Je me compose un sourire détaché et avance jusqu’au micro.

— À la guitare, Jean-Lu, j’essaye de dire le plus sensuellement possible.

Gring-gring. Premiers accords. Suivis de près par les dong-dong de la basse. Je remplis la poche de ma cornemuse. C’est mon tour. Oin-oiiiiiiin.

Comme Jean-Lu l’a dit, je m’appelle Jasper.

Je suis assez grand, mince (ma mère dit maigre, mais pour n’importe quelle mère, quand on n’est pas en surpoids flagrant, on est malade). J’ai les cheveux noirs en bataille, la peau blafarde et les yeux charbon. J’aurai seize ans demain et je fréquente le lycée Christophe-Lambert, dans un coin plutôt tranquille de la capitale. En classe de première. Mais c’est sans intérêt. Rien d’emballant à fréquenter cette halle aux légumes où l’on parque les ados en attendant qu’ils mûrissent. Les filles me snobent. Parce que, comme mes petits camarades, je m’habille toujours en noir, ou bien parce que j’ai l’air trop mystérieux ? J’imagine qu’on peut cocher la case « Autre ».

S’il n’y avait pas Romu, Jean-Lu et Alamanyar, ma scolarité serait un naufrage et le lycée une antichambre de l’enfer.

En fait, tout ce qui m’intéresse dans la vie (et qui, du coup, rend ma vie intéressante), c’est… c’est trop tôt pour en parler.

Et puis le premier morceau s’achève et arrache un élan d’enthousiasme au parterre de jolies fleurs outrageusement maquillées.

On se regarde tous les trois sans y croire. C’est la première fois que je vois Jean-Lu rester sans voix. Romu sauve le coup et murmure un « merci » au micro avant d’arracher quelques nouveaux blong-blong à sa basse. J’enchaîne avec un oiiiiiiin incandescent. Jean-Lu se réveille, hurle à la lune et lance « Arm Strong », un morceau qui décolle.

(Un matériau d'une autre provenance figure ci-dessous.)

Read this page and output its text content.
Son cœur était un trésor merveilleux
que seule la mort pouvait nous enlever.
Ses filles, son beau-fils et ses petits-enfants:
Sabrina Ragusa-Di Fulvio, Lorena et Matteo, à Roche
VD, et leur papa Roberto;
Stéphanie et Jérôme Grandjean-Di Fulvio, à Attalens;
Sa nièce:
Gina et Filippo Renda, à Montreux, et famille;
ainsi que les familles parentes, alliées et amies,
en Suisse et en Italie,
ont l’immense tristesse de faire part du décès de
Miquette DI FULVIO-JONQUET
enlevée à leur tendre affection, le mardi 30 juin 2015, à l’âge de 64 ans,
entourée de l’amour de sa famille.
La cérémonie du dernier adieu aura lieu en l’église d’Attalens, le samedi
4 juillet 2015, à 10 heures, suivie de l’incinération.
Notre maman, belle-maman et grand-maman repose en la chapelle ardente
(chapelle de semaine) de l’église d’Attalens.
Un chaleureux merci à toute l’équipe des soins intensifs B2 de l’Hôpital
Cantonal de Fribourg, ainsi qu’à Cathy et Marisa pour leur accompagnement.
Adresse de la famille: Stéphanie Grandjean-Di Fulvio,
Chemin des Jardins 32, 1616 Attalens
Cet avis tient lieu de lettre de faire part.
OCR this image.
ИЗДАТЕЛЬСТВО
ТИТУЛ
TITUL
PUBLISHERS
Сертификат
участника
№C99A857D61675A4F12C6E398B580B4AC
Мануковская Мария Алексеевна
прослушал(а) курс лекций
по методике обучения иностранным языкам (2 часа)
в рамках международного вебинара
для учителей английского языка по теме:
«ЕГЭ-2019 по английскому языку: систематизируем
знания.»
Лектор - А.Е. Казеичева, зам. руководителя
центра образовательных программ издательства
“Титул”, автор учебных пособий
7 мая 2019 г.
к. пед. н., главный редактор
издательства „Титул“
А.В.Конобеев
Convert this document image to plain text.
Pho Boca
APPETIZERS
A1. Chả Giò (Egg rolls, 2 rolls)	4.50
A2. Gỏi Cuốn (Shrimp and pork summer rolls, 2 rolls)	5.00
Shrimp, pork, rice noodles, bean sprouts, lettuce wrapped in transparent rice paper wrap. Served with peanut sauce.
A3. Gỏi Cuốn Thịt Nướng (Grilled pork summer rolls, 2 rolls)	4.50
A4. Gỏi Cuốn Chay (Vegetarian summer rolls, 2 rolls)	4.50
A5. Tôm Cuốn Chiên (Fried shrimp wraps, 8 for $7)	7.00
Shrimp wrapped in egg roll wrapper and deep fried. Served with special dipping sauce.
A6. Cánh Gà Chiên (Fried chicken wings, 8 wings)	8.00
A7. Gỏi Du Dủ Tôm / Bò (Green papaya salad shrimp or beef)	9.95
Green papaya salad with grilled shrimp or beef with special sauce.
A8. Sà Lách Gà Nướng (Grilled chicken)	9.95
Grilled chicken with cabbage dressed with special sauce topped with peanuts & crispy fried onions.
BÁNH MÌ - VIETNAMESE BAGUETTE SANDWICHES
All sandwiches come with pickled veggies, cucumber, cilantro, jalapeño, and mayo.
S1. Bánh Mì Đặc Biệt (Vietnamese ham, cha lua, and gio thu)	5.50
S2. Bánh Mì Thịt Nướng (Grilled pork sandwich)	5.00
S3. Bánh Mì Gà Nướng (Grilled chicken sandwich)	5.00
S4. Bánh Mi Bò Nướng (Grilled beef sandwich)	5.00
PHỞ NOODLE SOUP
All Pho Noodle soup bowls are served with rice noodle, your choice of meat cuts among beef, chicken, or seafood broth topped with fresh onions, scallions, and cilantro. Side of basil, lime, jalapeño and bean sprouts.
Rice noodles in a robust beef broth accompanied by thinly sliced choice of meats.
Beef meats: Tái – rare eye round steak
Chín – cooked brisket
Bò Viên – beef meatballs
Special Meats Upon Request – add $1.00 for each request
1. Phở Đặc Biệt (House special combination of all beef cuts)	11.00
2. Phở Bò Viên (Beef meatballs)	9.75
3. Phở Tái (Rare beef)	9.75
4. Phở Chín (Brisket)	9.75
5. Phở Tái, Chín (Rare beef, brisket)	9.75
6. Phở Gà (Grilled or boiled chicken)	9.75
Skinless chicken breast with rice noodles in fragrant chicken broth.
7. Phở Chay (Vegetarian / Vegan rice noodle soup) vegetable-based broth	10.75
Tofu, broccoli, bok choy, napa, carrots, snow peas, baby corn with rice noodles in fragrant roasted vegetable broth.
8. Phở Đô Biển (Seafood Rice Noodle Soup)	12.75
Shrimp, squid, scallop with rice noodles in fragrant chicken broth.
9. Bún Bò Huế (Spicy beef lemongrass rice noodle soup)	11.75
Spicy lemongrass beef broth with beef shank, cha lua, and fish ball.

Ça commence à se déhancher sauvage, en dessous. L’avantage de la cornemuse, c’est qu’on a le droit d’avoir les joues rouges.

En fait, notre répertoire est assez limité. Puristes, on joue nos compos, pas plus. Résultat, au bout d’une heure, quand nous avons tout joué deux fois, le propriétaire du ring relance la sono, nous laissant seuls sur l’estrade avec notre sueur, nos sourires béats et le matos à ranger.

— On a cassé la baraque, non ? lâche Romu.

— Un peu, oui ! s’exclame Jean-Lu. C’était énorme ! Tu en dis quoi, Jasp ?

— Que c’était un des plus beaux moments de ma vie, je soupire, juste avant de vider la moitié de ma bouteille d’eau.

Et je le pense. Qui n’a jamais réussi à se glisser, même de façon fugace, dans la peau d’une rock-star, ne peut pas comprendre cette impression. Sentir le public entrer en résonance avec la musique qu’on joue, c’est… énorme, Jean-Lu, ouais, énorme.

— S’il vous plaît !

Deux garçons et une fille habillés de métal et de cuir se sont approchés de l’estrade. Les mecs sortent tout droit d’un film d’horreur mais la fille est hyper mignonne.

— On peut quelque chose pour vous ? s’enquiert Jean-Lu, affable, en suant comme une fontaine.

Le plus grand des garçons l’ignore superbement tout en me faisant signe. Il me passe une revue luxueuse sur laquelle s’étalent les formes voluptueuses d’une fille baptisée « La reine de la nuit » par l’auteur de l’article. Elle est vêtue (ou plutôt dévêtue) dans le plus pur style gothique.